Alice Cooper – mum and dad took my brother and I to Liverpool for that one – total theatre and great songs.
Lynyrd Skynyrd – good old Southern rhythm and blues with fantastic twin guitars. My brother had gone off to university by this time so I went on my own but arranged to meet up with friends in town. When I got off the bus I walked over to Snig Hill to meet them and there was another bus just pulling in. A group of long haired kids, whom I’d never seen before, got off and all it took was a look between us, a quick, “Are you going to see Lynyrd Skynyrd?” and off we went together. Us “hairies” were still a minority and there was a natural camaraderie.

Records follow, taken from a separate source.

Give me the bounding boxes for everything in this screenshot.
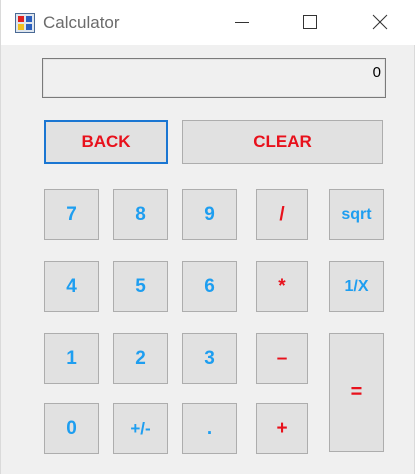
negate-button[interactable]: +/- xyxy=(113,403,168,454)
minimize-button[interactable] xyxy=(219,0,265,45)
window-title: Calculator xyxy=(43,13,120,32)
digit-8-button[interactable]: 8 xyxy=(113,189,168,240)
maximize-icon xyxy=(303,15,317,29)
close-button[interactable] xyxy=(357,0,403,45)
minus-button[interactable]: – xyxy=(256,333,308,384)
digit-5-button[interactable]: 5 xyxy=(113,261,168,312)
display-field[interactable]: 0 xyxy=(42,58,386,98)
sqrt-button[interactable]: sqrt xyxy=(329,189,384,240)
back-button[interactable]: BACK xyxy=(44,120,168,164)
multiply-button[interactable]: * xyxy=(256,261,308,312)
equals-button[interactable]: = xyxy=(329,333,384,452)
maximize-button[interactable] xyxy=(287,0,333,45)
calculator-window: Calculator 0 BACK CLEAR 7 8 9 / sqrt 4 5… xyxy=(0,0,415,474)
title-bar: Calculator xyxy=(1,0,415,45)
app-icon xyxy=(15,13,35,33)
clear-button[interactable]: CLEAR xyxy=(182,120,383,164)
digit-3-button[interactable]: 3 xyxy=(182,333,237,384)
decimal-button[interactable]: . xyxy=(182,403,237,454)
close-icon xyxy=(372,14,388,30)
display-value: 0 xyxy=(372,64,381,81)
divide-button[interactable]: / xyxy=(256,189,308,240)
digit-6-button[interactable]: 6 xyxy=(182,261,237,312)
digit-7-button[interactable]: 7 xyxy=(44,189,99,240)
digit-0-button[interactable]: 0 xyxy=(44,403,99,454)
plus-button[interactable]: + xyxy=(256,403,308,454)
digit-4-button[interactable]: 4 xyxy=(44,261,99,312)
reciprocal-button[interactable]: 1/X xyxy=(329,261,384,312)
digit-9-button[interactable]: 9 xyxy=(182,189,237,240)
minimize-icon xyxy=(235,22,249,23)
digit-1-button[interactable]: 1 xyxy=(44,333,99,384)
digit-2-button[interactable]: 2 xyxy=(113,333,168,384)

Into this melting pot of musical styles came Hawkwind. I remembered the single “Silver Machine” from a few years before and was vaguely aware that they were still around but I’d never bought anything of theirs. In the run up to our ‘O’ Levels we were occasionally given exam study leave and were allowed to go home if it was an afternoon session. On one particular afternoon, David Pickles said we could go to his house as his mum was out at work. He lived off Ecclesall Road in a very Bohemian type of house. His dad was an actor who lived in London and had been in an episode of Coronation Street once (knocked down by a bus I think!) so was very nearly famous, and his mum did lots of arty stuff. They had a three storey house that had a country-style kitchen with a stone floor, a huge wooden table in the middle and dried flowers hanging up over the Aga. It was completely different from anything I’d ever been used to. We had a cup of tea, smoked some banana skin joints (his mum smoked so wouldn’t have noticed the smell) then went to his room to listen to “Space Ritual”. The album had been out for a couple of years already but he’d only just got it and I’d not heard it.
Everything about it was a shock to the system! The front cover had a colourful, Art Deco style painting of a nude woman surrounded by spaced-out, aggressive images whilst the rest of it folded out showing blurred photos of the apparently drug-crazed band playing live. The music was loud, fast and apocalyptic, the fuzzed up bass and pounding drums sounding like nothing else I’d heard before. The ethereal, spacey moments like the beginning of “Seven by Seven” by turns gave way to the sonic attack of tracks like “Orgone Accumulator” and “Master of The Universe”. This felt like the dark side of hippiedom, in some ways completely at odds with Gong, but in other ways fitting perfectly. That afternoon I understood: light and shade, violence and peace, Yin and Yang.